Sri Prakash, the lead investor from IAN, believes that the company has the potential to become a category leader in hourly booking for hotel rooms and similar facilities.

“We have a commission-based business model wherein we charge a fixed percentage of commission (based on industry standard) on each booking made through our portal,” Prateek adds.

The startup generated GMV (Gross Merchandise Value) of Rs 18 crore in the financial year 2021-22, growing at a rate of 10% month-on-month in terms of customer acquisition, revenue, and hotel acquisition. It claims to have been profitable in the last four years.

Brevistay has completed eight lakh bookings on its platform.
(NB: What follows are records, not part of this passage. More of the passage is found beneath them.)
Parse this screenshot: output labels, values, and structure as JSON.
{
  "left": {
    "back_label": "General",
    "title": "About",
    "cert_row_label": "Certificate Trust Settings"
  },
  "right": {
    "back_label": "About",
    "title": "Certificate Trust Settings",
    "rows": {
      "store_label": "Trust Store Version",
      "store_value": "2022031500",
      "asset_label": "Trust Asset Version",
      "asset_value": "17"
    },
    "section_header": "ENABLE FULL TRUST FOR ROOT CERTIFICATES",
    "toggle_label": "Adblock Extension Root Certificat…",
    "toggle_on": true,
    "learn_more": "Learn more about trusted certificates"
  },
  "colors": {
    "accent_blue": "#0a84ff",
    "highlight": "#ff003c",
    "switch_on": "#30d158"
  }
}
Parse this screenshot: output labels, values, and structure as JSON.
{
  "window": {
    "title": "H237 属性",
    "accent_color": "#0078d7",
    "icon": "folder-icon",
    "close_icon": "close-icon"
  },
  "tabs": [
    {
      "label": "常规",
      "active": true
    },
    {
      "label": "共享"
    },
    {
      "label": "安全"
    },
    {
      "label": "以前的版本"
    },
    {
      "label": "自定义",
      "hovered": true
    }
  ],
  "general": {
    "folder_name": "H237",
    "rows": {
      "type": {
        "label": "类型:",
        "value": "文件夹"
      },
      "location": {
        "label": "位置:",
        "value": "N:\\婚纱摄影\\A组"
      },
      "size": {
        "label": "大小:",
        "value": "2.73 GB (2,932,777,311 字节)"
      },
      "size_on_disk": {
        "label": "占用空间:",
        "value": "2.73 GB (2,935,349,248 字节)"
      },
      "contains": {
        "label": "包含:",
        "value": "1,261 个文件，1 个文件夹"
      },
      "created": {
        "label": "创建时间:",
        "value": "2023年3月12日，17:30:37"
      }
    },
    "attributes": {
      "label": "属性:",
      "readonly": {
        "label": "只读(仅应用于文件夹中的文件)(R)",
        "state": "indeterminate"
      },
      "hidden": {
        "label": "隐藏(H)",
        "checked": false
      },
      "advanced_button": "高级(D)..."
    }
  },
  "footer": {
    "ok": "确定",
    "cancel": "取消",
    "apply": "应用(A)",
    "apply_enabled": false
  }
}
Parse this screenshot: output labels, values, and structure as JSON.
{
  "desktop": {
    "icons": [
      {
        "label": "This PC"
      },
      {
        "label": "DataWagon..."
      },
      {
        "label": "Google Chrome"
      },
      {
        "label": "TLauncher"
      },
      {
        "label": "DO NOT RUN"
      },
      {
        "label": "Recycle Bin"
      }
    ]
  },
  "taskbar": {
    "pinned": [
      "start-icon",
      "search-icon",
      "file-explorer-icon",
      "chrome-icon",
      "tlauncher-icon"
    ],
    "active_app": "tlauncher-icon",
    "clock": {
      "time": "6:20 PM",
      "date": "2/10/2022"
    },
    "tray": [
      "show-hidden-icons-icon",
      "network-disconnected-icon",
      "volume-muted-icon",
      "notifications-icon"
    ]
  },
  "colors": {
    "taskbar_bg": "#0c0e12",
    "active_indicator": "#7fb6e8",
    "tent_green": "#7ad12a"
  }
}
It has a daily active user (DAU) base of 25,000 and 300,000 monthly active users (MAU). 

"Currently, we are not offering capsule stays but we have a plan to diversify our portfolio and we’re looking to add capsule hotels on our platform," the co-founder notes.

The way ahead

According to a report by MarketResearch.com, the hotel industry in India is expected to reach a value of Rs 121,087 crore by the end of 2023, expanding at a compound annual growth rate (CAGR) of around 13% during the 2018-2023 period.

Brevistay is strengthening its operations in metro cities like Delhi-NCR, Kolkata, Bengaluru, Chennai, and Hyderabad, and is also focusing on growing in Tier-II and Tier-III cities like Vijayawada, Kochi, Coimbatore, Mysore, Thrissur, Kannur, Tiruchirappalli, and Madurai.

In India, the startup competes with OYO, Goibibo, and Agoda, as they have also entered the short-duration stay segment. “On the global level, we have platforms like Byhours and Dayuse,” Prateek says. As of now, it has no plans for global expansion. 

The pandemic caused the startup to put a pause on expansion. However, the company bounced back with a 1.5X revenue growth in the nine months after the first lockdown and recorded a 250 percent spike in the revenue numbers in the next nine months after the second wave of COVID-19.